というより、この娘はなぜそんなことが知りたいのだろう。
「あの、それでは桐原先輩。あの、私と……お付き合いしてくださいませんかっ!」
「……え?」
さて、これは何の罰ゲームなんだろうかと、つい考えてしまった。仕込んだのは佳奈あたりだろうか。それならこの状況もうなずける。だけど、ここまで名演技の役者を送り込むのは佳奈らしいやり方じゃない。
それに、何より僕の反応を待つ彼女の姿が可愛かった。それはきっと、嘘でない証拠なのだ。
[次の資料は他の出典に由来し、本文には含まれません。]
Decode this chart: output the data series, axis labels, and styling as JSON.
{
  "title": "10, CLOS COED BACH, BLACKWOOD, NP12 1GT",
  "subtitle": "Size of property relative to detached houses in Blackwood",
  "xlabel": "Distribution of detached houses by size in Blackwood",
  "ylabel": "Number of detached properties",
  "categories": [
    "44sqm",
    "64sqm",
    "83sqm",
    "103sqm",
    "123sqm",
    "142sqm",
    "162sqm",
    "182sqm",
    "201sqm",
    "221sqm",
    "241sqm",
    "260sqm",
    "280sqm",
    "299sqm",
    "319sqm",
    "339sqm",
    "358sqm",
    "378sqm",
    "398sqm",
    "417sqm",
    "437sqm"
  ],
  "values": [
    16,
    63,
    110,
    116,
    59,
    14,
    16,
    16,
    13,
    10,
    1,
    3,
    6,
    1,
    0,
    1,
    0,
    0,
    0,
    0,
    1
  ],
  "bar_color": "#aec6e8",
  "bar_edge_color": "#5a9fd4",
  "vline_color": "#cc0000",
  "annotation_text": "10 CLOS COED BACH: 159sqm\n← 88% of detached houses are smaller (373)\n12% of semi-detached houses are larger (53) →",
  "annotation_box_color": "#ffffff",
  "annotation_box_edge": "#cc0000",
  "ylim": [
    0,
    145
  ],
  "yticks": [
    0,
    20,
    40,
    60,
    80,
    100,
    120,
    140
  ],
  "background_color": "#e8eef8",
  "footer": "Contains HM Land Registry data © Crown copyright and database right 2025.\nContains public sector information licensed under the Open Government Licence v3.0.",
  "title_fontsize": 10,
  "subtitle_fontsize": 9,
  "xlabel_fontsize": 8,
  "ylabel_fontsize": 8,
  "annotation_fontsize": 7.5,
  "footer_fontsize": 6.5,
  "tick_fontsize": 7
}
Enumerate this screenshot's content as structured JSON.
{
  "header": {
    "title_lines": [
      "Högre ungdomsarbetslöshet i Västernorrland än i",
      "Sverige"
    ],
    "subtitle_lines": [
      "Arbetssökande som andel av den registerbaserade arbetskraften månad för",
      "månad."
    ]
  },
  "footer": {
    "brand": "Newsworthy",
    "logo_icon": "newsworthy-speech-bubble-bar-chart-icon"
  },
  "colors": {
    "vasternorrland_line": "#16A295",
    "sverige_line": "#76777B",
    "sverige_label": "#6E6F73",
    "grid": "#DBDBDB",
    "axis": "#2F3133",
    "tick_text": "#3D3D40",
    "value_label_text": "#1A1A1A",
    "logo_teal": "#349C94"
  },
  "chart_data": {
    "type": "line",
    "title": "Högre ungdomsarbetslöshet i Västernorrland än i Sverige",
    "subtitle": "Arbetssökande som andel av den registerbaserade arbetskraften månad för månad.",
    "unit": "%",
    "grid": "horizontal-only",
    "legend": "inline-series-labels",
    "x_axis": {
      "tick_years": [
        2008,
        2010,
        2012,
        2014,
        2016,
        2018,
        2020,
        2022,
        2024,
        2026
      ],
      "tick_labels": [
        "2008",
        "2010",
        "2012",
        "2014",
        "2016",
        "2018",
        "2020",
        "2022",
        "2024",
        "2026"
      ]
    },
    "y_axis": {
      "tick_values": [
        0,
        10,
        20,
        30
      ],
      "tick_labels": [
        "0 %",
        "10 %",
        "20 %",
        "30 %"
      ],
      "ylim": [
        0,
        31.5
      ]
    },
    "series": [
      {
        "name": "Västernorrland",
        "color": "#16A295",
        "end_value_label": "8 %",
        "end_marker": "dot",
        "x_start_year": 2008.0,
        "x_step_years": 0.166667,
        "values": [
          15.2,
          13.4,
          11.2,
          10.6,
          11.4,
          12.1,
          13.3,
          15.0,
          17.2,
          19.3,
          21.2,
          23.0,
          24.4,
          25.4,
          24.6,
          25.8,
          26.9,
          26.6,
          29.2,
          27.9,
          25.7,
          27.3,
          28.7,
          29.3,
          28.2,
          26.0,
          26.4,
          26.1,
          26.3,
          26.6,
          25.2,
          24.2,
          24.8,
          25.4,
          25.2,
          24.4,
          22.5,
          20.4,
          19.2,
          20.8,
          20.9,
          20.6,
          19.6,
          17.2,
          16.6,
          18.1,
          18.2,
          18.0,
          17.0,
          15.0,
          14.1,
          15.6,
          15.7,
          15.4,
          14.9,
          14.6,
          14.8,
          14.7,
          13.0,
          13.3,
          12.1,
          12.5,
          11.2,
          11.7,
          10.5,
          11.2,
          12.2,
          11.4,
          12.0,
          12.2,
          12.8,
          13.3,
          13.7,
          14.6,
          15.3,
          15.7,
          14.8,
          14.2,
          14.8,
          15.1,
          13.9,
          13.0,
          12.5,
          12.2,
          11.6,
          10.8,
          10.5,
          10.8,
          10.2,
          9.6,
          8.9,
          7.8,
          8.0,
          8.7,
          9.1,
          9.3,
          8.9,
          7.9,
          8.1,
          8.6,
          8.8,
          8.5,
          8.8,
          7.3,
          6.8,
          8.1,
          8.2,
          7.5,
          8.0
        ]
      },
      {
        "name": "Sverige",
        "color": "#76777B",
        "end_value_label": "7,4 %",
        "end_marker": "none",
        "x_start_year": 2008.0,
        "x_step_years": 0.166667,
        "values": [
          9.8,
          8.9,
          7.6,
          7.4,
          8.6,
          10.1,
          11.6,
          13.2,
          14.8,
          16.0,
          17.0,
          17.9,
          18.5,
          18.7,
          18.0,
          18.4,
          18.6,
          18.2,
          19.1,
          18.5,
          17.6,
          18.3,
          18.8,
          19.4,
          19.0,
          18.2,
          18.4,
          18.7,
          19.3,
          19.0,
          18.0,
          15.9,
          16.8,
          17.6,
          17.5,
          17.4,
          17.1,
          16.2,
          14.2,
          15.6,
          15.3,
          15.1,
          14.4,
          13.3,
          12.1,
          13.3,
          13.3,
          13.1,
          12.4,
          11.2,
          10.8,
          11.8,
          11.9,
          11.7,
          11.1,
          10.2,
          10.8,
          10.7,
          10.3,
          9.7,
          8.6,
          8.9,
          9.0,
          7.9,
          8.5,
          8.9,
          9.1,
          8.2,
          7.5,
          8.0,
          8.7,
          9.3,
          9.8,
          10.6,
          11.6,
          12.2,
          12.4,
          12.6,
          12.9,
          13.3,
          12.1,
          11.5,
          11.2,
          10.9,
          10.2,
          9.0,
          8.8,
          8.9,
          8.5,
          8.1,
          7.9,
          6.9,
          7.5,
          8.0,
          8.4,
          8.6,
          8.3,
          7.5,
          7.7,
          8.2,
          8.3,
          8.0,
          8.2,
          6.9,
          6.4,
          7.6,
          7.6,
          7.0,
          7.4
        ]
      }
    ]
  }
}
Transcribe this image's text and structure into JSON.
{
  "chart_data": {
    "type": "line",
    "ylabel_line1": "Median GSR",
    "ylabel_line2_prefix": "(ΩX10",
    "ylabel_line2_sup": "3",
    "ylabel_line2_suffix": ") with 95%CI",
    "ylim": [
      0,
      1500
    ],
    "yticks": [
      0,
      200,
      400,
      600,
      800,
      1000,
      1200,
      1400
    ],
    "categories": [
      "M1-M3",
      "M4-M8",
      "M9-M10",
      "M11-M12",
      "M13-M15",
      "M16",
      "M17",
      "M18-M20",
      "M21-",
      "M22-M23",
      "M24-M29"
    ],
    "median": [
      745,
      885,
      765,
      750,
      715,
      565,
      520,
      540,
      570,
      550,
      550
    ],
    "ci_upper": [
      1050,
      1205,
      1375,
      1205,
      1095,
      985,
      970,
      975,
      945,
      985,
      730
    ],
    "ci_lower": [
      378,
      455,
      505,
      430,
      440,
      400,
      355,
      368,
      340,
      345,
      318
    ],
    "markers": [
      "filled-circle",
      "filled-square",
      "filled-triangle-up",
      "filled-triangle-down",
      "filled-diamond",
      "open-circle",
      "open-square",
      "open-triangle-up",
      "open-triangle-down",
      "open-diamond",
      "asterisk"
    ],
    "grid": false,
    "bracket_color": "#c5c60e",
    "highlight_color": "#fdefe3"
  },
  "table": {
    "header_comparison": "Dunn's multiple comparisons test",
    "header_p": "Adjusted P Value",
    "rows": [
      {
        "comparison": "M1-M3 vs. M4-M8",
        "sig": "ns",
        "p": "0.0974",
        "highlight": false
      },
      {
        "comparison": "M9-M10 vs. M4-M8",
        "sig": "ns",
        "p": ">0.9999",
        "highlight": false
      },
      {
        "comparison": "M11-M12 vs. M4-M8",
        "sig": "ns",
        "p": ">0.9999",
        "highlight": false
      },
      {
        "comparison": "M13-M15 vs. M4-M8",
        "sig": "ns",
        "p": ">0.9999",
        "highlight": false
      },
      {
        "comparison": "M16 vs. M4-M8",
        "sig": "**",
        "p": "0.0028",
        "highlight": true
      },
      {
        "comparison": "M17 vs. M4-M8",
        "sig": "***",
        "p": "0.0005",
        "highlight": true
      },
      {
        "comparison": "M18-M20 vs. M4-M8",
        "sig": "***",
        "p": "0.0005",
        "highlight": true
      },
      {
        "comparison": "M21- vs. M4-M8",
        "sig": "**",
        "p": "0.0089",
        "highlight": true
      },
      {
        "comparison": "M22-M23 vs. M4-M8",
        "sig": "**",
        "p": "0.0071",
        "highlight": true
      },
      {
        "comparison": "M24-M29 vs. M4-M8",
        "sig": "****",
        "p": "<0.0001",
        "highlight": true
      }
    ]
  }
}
なのに、何でだろう。僕にとっても悪くない話、いや、いい話のはずなのに。
僕は素直にうなずけなかった。
「あの、やっぱり、私じゃダメですよね」
「いや、そんなことは」
僕の無反応から何を感じ取ったのか、小鳥遊さんは自ら僕に最後の確認をとってきた。それでも僕は、はぐらかすこと以外出来ない臆病者。きっとまた逃げようとしていた。それに気づいても、僕の口は開かなかった。
「それじゃあ、その、明日、お出かけしましょうよ!」
「え?」
「デ、デートですよ」
そんな小鳥遊さんの提案は、僕の心を安心させた。でも、これは一時的な逃げ場でしかない。そんなことはわかっていた。
「私のことを知って、それからでないと答えは出ないと思うので。明日の朝十時に駅前で待ってます! それでは、失礼します!」
「あ……」
僕の答えも聞かずに部屋を飛び出していく小鳥遊さん。一人残された僕は、はたしてどうしたものかと首をひねることしかできなかった。